It’s a problem that every driver experiences at at least some point while out on the road in the early morning or late evening when the sun is low in the sky. It feels like the Death Star’s planet-destroying superlaser is pointed directly at your retinas, blinding you from keeping an eye on where you’re going. You instinctively reach for the car’s sun visor, but from there it’s an ongoing battle to try and angle and position it so that the sun’s blinding rays are blocked, but not the rest of the windshield. It’s a battle a driver can never win, at least until a carmaker starts installing Bosch’s latest innovation in its vehicles.


Instead of a rigid panel wrapped in fabric, Bosch’s Virtual Visor features an LCD panel that can be flipped down when the sun is hanging out on the horizon.

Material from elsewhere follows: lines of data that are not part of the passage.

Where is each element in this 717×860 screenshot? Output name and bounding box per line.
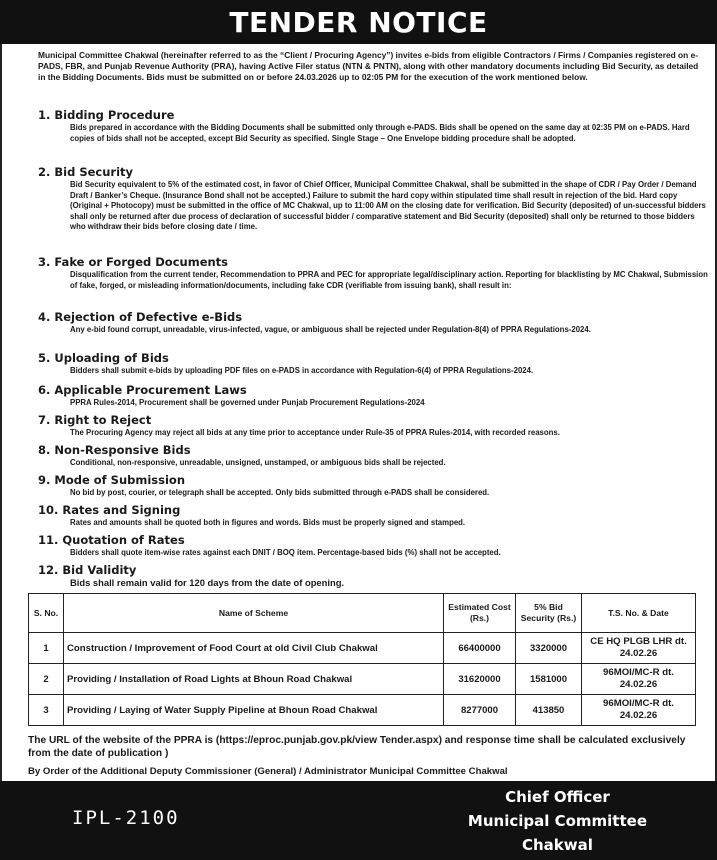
section-defective-ebids <box>38 310 708 336</box>
section-body: Bids prepared in accordance with the Bidding Documents shall be submitted only through e-PADS. Bids shall be opened on the same day at 02:35 PM on e-PADS. Hard copies of bids shall not be accepted, except Bid Security as specified. Single Stage – One Envelope bidding procedure shall be adopted. <box>70 123 690 143</box>
section-title: 4. Rejection of Defective e-Bids <box>38 310 243 324</box>
section-body: Disqualification from the current tender, Recommendation to PPRA and PEC for appropriate legal/disciplinary action. Reporting for blacklisting by MC Chakwal, Submission of fake, forged, or misleading information/documents, including fake CDR (verifiable from issuing bank), shall result in: <box>70 270 708 290</box>
section-title: 12. Bid Validity <box>38 563 137 577</box>
section-fake-documents <box>38 255 708 291</box>
signature-office: Municipal Committee <box>467 812 647 830</box>
section-title: 9. Mode of Submission <box>38 473 186 487</box>
section-body: The Procuring Agency may reject all bids at any time prior to acceptance under Rule-35 of PPRA Rules-2014, with recorded reasons. <box>70 428 560 437</box>
intro-paragraph: Municipal Committee Chakwal (hereinafter referred to as the “Client / Procuring Agency”) invites e-bids from eligible Contractors / Firms / Companies registered on e-PADS, FBR, and Punjab Revenue Authority (PRA), having Active Filer status (NTN & PNTN), along with other mandatory documents including Bid Security, as detailed in the Bidding Documents. Bids must be submitted on or before 24.03.2026 up to 02:05 PM for the execution of the work mentioned below. <box>38 50 699 82</box>
section-title: 2. Bid Security <box>38 165 134 179</box>
cell-cost: 66400000 <box>444 633 516 664</box>
section-bid-validity <box>38 563 708 589</box>
table-header-row <box>29 594 696 633</box>
header-estimated-cost: Estimated Cost (Rs.) <box>444 594 516 633</box>
section-title: 8. Non-Responsive Bids <box>38 443 191 457</box>
section-body: Bidders shall submit e-bids by uploading PDF files on e-PADS in accordance with Regulation-6(4) of PPRA Regulations-2024. <box>70 366 534 375</box>
cell-cost: 8277000 <box>444 695 516 726</box>
signature-block <box>468 785 647 857</box>
header-bid-security: 5% Bid Security (Rs.) <box>516 594 582 633</box>
cell-sno: 1 <box>29 633 64 664</box>
section-body: Bids shall remain valid for 120 days from the date of opening. <box>70 577 345 588</box>
section-title: 5. Uploading of Bids <box>38 351 169 365</box>
section-body: Rates and amounts shall be quoted both in figures and words. Bids must be properly signed and stamped. <box>70 518 466 527</box>
section-body: Bid Security equivalent to 5% of the estimated cost, in favor of Chief Officer, Municipal Committee Chakwal, shall be submitted in the shape of CDR / Pay Order / Demand Draft / Banker’s Cheque. (Insurance Bond shall not be accepted.) Failure to submit the hard copy within stipulated time shall result in rejection of the bid. Hard copy (Original + Photocopy) must be submitted in the office of MC Chakwal, up to 11:00 AM on the closing date for verification. Bid Security (deposited) of un-successful bidders shall only be returned after due process of declaration of successful bidder / comparative statement and Bid Security (deposited) shall only be returned to those bidders who withdraw their bids before closing date / time. <box>70 180 706 231</box>
section-bid-security <box>38 165 708 233</box>
cell-scheme-name: Construction / Improvement of Food Court at old Civil Club Chakwal <box>64 633 444 664</box>
cell-sno: 3 <box>29 695 64 726</box>
section-body: PPRA Rules-2014, Procurement shall be governed under Punjab Procurement Regulations-2024 <box>70 398 425 407</box>
section-title: 11. Quotation of Rates <box>38 533 185 547</box>
section-body: No bid by post, courier, or telegraph shall be accepted. Only bids submitted through e-PADS shall be considered. <box>70 488 490 497</box>
table-row <box>29 664 696 695</box>
header-scheme-name: Name of Scheme <box>64 594 444 633</box>
cell-security: 1581000 <box>516 664 582 695</box>
schemes-table <box>28 593 696 726</box>
section-title: 7. Right to Reject <box>38 413 152 427</box>
footer-bar <box>0 781 717 860</box>
ppra-url-note: The URL of the website of the PPRA is (https://eproc.punjab.gov.pk/view Tender.aspx) and response time shall be calculated exclusively from the date of publication ) <box>28 735 686 759</box>
section-title: 1. Bidding Procedure <box>38 108 175 122</box>
cell-scheme-name: Providing / Laying of Water Supply Pipeline at Bhoun Road Chakwal <box>64 695 444 726</box>
section-non-responsive <box>38 443 708 469</box>
section-body: Conditional, non-responsive, unreadable, unsigned, unstamped, or ambiguous bids shall be rejected. <box>70 458 446 467</box>
section-title: 10. Rates and Signing <box>38 503 181 517</box>
cell-security: 413850 <box>516 695 582 726</box>
table-row <box>29 633 696 664</box>
section-uploading <box>38 351 708 377</box>
section-procurement-laws <box>38 383 708 409</box>
header-sno: S. No. <box>29 594 64 633</box>
signature-city: Chakwal <box>522 836 593 854</box>
section-body: Any e-bid found corrupt, unreadable, virus-infected, vague, or ambiguous shall be rejected under Regulation-8(4) of PPRA Regulations-2024. <box>70 325 591 334</box>
section-bidding-procedure <box>38 108 708 144</box>
cell-ts: 96MOI/MC-R dt. 24.02.26 <box>582 664 696 695</box>
signature-title: Chief Officer <box>505 788 610 806</box>
page-title: TENDER NOTICE <box>0 0 717 44</box>
cell-ts: CE HQ PLGB LHR dt. 24.02.26 <box>582 633 696 664</box>
section-mode-of-submission <box>38 473 708 499</box>
section-quotation-of-rates <box>38 533 708 559</box>
order-line: By Order of the Additional Deputy Commissioner (General) / Administrator Municipal Committee Chakwal <box>28 766 508 777</box>
section-rates-signing <box>38 503 708 529</box>
section-body: Bidders shall quote item-wise rates against each DNIT / BOQ item. Percentage-based bids (%) shall not be accepted. <box>70 548 501 557</box>
section-title: 3. Fake or Forged Documents <box>38 255 229 269</box>
cell-security: 3320000 <box>516 633 582 664</box>
publication-code: IPL-2100 <box>72 807 180 829</box>
cell-scheme-name: Providing / Installation of Road Lights at Bhoun Road Chakwal <box>64 664 444 695</box>
cell-ts: 96MOI/MC-R dt. 24.02.26 <box>582 695 696 726</box>
section-right-to-reject <box>38 413 708 439</box>
table-row <box>29 695 696 726</box>
cell-sno: 2 <box>29 664 64 695</box>
cell-cost: 31620000 <box>444 664 516 695</box>
header-ts-date: T.S. No. & Date <box>582 594 696 633</box>
section-title: 6. Applicable Procurement Laws <box>38 383 247 397</box>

The panel works alongside a camera that’s pointed at a driver’s face whose live video feed is processed using a custom trained AI to recognize facial features like the nose, mouth, and, most importantly, the eyes. The camera system should recognize shadows cast on the driver’s eyes, and it uses this ability to darken only the areas on the LCD visor where intense sunlight would be passing through and impairing a driver’s vision. The region of the visor that’s darkened is constantly changing based on both the vehicle and driver’s movements, but the rest should remain transparent to provide a less obstructed view of the road and other vehicles ahead.

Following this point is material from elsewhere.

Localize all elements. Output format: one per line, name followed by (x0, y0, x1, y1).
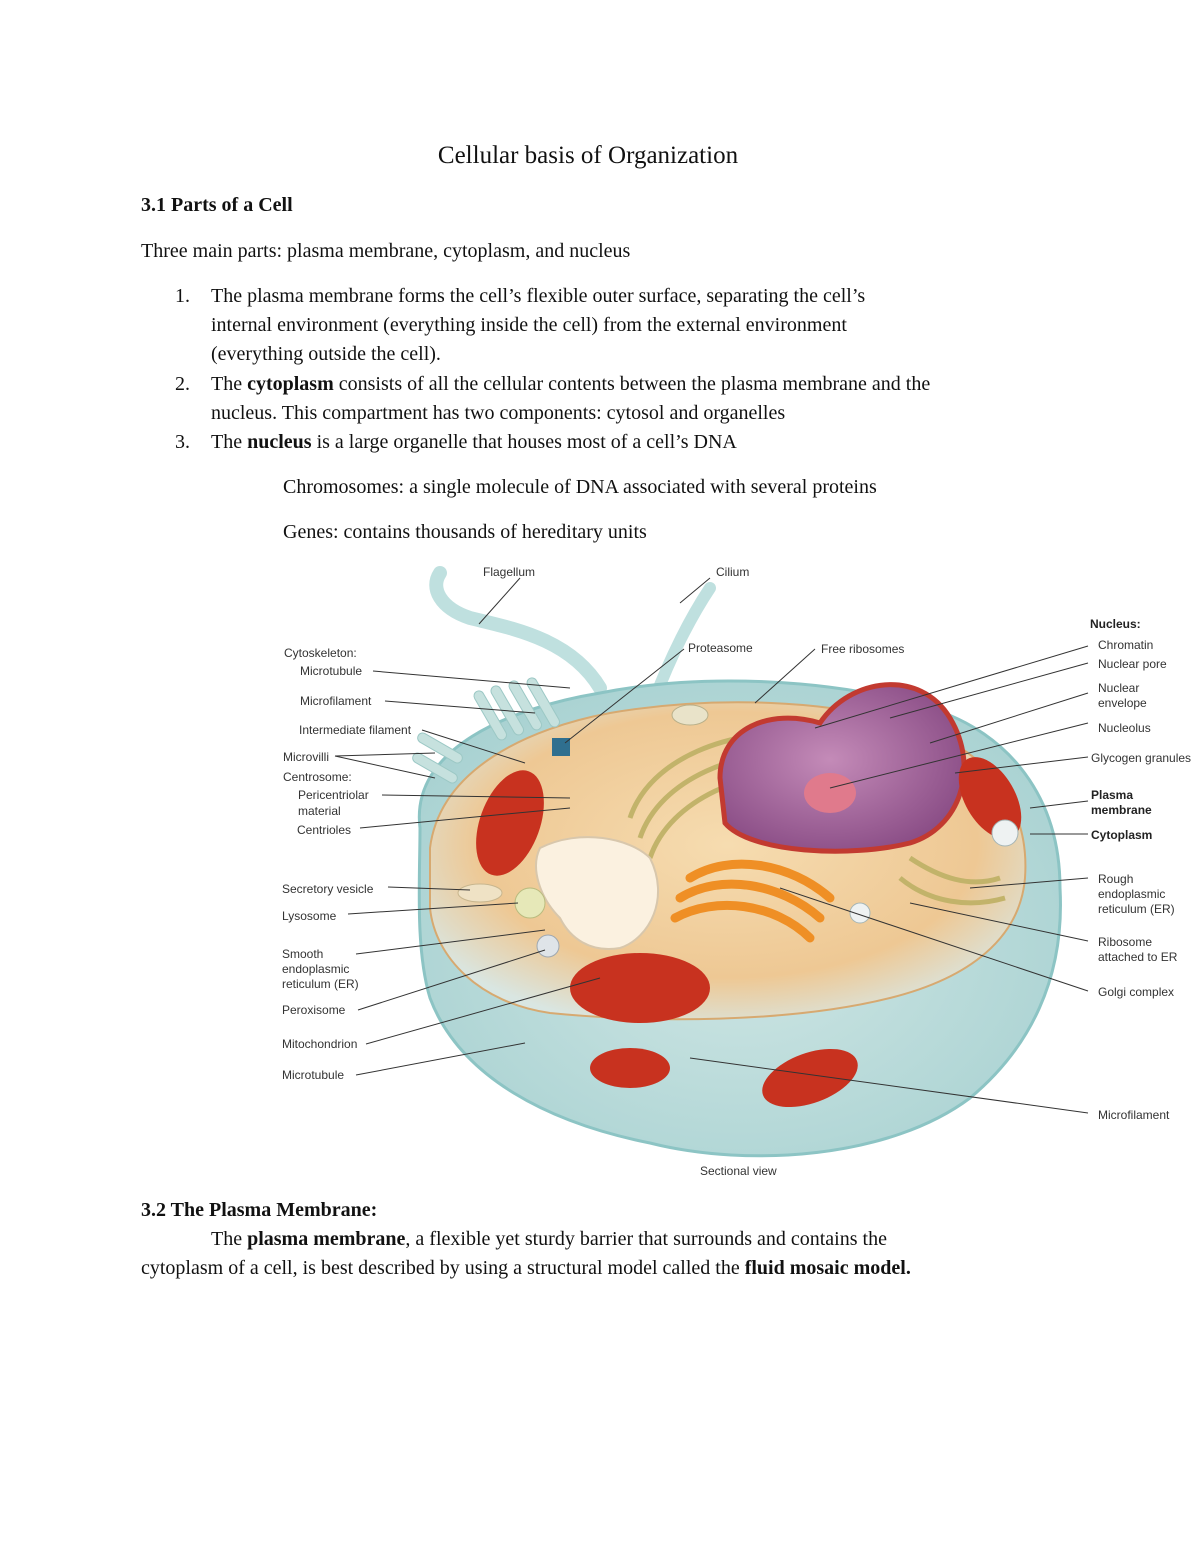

The Virtual Visor actually started life as a side project for three of Bosch’s powertrain engineers who developed it in their free time and harvested the parts they needed from a discarded computer monitor. As to when the feature will start showing up as an option in new cars remains to be seen—if ever. If you’ve ever dropped your phone or poked at a screen too hard you’ve already aware of how fragile LCD panels can be, so there will need to be lots of in-vehicle testing before this ever goes mainstream. But it’s a clever innovation using technology that at this point is relatively cheap and readily available, so hopefully, this is an upgrade that’s not too far away.